Daniel St-Pierre confirme que l'atmosphère de travail a changé radicalement à l'intérieur de l'usine. «À la fin du règne de Transcontinental, l'ambiance était mauvaise en raison de l'insécurité. Marquis a apporté une sécurité auprès des travailleurs. J'ai assisté récemment à une rencontre du comité des relations de travail. J'ai été surpris de ce que j'ai vu. C'est bien structuré, l'entreprise embauche, elle a acheté des machineries, ce qui a eu un effet positif», précise le représentant national d'Unifor qui s'occupe des travailleurs de Marquis-Gagné.

Marquis a des plans pour Louiseville. La conclusion d'un partenariat avec SoBook va assurément apporter de l'eau au moulin, mais la direction planche aussi sur un projet de développement de près de deux millions de dollars.

«On se lance dans l'impression couleur avec une presse rotative que nous sommes en train d'inventer à Louiseville. Le marché du livre couleur passe du livre de recettes au guide pratique aux bandes dessinées. Ce sera un complément de ce qui se fait à l'usine de Montmagny», explique le président.
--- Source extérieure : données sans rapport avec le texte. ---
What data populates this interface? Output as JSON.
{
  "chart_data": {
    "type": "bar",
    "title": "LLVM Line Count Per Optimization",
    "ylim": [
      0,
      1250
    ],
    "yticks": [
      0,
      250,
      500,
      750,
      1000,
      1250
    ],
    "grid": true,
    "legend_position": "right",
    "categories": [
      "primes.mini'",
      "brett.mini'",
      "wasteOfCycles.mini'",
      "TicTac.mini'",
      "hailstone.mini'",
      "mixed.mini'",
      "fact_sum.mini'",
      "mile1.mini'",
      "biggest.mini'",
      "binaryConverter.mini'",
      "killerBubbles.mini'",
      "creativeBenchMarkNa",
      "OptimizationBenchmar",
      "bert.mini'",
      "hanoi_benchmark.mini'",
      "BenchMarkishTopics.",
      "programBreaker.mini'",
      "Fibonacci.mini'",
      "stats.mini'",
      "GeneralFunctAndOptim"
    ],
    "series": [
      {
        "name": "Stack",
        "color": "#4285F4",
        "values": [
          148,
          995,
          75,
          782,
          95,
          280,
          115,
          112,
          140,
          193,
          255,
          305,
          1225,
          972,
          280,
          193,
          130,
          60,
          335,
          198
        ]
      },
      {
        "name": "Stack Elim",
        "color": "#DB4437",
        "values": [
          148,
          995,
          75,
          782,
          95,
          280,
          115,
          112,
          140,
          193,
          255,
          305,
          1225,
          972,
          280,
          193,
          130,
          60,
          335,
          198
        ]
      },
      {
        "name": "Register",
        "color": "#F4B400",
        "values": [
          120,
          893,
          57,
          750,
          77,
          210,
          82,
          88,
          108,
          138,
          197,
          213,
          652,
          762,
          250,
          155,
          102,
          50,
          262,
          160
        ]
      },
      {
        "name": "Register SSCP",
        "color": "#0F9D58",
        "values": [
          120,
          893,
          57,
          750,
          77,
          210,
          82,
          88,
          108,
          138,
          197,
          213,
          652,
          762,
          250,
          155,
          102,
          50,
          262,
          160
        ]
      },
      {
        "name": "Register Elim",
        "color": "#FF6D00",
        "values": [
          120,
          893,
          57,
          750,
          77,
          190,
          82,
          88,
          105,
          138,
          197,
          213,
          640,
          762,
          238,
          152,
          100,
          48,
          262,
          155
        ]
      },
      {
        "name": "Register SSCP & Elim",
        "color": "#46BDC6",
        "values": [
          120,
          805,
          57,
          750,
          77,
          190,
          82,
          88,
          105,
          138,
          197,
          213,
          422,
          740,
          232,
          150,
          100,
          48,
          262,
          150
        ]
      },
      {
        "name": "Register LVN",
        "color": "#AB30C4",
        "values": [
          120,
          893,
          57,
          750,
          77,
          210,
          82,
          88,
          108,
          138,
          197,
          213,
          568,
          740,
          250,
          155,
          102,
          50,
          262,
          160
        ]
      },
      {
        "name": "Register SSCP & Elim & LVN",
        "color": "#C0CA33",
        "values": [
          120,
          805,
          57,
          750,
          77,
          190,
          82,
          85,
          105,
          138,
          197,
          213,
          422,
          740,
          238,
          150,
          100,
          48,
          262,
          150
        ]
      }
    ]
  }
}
L'entreprise développe un système avec un procédé nettement plus respectueux de l'environnement: au lieu d'utiliser un fourneau à gaz pour sécher l'encre, Marquis commandera plusieurs lampes UV provenant d'Italie. Ces lampes auront la tâche de sécher une encre spéciale.

Cette pression devrait être mise en exploitation en janvier. Elle demandera l'arrivée d'une vingtaine de nouveaux travailleurs. Des opérateurs de presse et des opérateurs de colleuse sont recherchés. À ce sujet, Marquis offre une formation sur mesure en usine.

Marquis a aussi réglé la question de location. Son bail avec Transcontinental est valide jusqu'en août 2018 et est renouvelable pour une autre période de cinq ans. La direction n'écarte pas l'idée d'acheter la bâtisse qu'elle occupe presque en totalité.